Елена вскочила с кровати, сна как не бывало.
— Куда ты идешь? — взвизгнула она, увидев, что Феодора собирается выйти из спальни.
— Хочу найти маму, а ты поторопись, — ответила та. Феодора нашла мать у задних ворот, где Зоя прощалась с Матвеем.
Феодора очень любила брата, тихого и беззащитного мальчика. Она всегда казалась старше его, хотя была младше на два года.
— Я очень боюсь! Что с нами будет? — прошептал он, схватив ее за руку.
— Ничего страшного, — попыталась успокоить его Феодора. — Отец отправляет нас в монастырь для нашей же безопасности. Это ненадолго, скоро мы опять будем вместе. К тому же тебе будет интересно в монастыре.
Матвей обнял ее, поцеловал мать и подошел к лошади, на которой уже сидел Лев.

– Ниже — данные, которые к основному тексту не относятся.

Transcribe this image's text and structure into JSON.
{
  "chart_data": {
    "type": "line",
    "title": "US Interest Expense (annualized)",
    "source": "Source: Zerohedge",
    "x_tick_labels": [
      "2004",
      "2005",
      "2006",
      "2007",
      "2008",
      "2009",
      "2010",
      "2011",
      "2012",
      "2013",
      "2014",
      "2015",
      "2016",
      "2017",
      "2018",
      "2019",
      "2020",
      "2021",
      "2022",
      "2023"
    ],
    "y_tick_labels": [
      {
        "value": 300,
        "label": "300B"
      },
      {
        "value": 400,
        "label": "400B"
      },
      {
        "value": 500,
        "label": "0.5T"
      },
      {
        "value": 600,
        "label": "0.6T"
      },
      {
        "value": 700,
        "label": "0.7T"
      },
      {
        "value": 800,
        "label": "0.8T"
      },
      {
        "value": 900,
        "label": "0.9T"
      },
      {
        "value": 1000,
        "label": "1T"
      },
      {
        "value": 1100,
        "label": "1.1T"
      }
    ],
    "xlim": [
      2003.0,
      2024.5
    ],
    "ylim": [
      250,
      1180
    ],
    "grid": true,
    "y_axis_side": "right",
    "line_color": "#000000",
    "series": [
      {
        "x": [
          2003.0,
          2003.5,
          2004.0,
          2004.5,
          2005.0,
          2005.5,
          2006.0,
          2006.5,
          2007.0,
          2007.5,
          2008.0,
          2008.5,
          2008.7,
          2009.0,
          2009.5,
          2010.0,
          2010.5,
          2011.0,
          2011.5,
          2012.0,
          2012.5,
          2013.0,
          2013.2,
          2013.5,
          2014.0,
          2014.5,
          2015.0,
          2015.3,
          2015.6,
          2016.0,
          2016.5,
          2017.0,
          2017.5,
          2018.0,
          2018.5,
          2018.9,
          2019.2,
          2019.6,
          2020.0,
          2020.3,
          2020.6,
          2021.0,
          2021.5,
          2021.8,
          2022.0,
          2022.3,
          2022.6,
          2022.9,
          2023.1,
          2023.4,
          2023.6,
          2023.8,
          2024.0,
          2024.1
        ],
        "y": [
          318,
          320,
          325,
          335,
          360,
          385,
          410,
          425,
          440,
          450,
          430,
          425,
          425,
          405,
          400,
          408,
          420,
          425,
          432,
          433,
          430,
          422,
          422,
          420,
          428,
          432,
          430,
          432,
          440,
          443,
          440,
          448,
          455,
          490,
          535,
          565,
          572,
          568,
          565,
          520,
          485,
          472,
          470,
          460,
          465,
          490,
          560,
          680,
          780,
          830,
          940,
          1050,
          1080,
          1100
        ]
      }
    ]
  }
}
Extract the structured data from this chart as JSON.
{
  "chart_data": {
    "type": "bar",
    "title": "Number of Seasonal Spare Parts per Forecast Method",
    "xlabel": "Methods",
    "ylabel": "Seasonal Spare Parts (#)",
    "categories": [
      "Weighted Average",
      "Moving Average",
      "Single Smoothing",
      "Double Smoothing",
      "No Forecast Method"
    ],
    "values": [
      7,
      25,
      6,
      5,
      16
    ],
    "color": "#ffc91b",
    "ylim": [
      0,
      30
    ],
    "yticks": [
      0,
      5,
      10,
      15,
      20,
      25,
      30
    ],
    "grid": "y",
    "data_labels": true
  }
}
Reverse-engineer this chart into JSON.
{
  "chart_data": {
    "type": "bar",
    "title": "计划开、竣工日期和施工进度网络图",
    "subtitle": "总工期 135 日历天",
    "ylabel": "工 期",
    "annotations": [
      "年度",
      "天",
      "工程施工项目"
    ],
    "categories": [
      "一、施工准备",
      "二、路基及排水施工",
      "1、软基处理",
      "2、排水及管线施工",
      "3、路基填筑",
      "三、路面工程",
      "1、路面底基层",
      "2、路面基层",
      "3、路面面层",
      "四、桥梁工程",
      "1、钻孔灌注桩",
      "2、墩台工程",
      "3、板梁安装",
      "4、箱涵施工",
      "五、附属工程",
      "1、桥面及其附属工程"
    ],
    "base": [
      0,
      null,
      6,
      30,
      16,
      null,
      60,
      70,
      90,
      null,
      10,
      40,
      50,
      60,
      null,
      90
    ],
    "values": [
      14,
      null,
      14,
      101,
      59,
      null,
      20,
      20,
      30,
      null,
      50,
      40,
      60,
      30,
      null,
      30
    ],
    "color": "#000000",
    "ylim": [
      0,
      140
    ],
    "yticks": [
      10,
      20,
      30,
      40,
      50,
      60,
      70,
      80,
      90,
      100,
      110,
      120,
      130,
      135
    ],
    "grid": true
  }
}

Через минуту Матвей примостился впереди Льва, и они выехали из ворот.
Теперь во дворе появилась другая группа отъезжающих:
Софья и Евдокия с эскортом молодых воинов. Эти были настроены совсем по-другому. Они громко разговаривали и смеялись, намеренно задирая молодых солдат. Зоя довольно резко их одернула. Девушки не обиделись, ведь Зоя всегда относилась к ним не хуже, чем к своим родным детям. Они сделали вид, что вняли ее словам.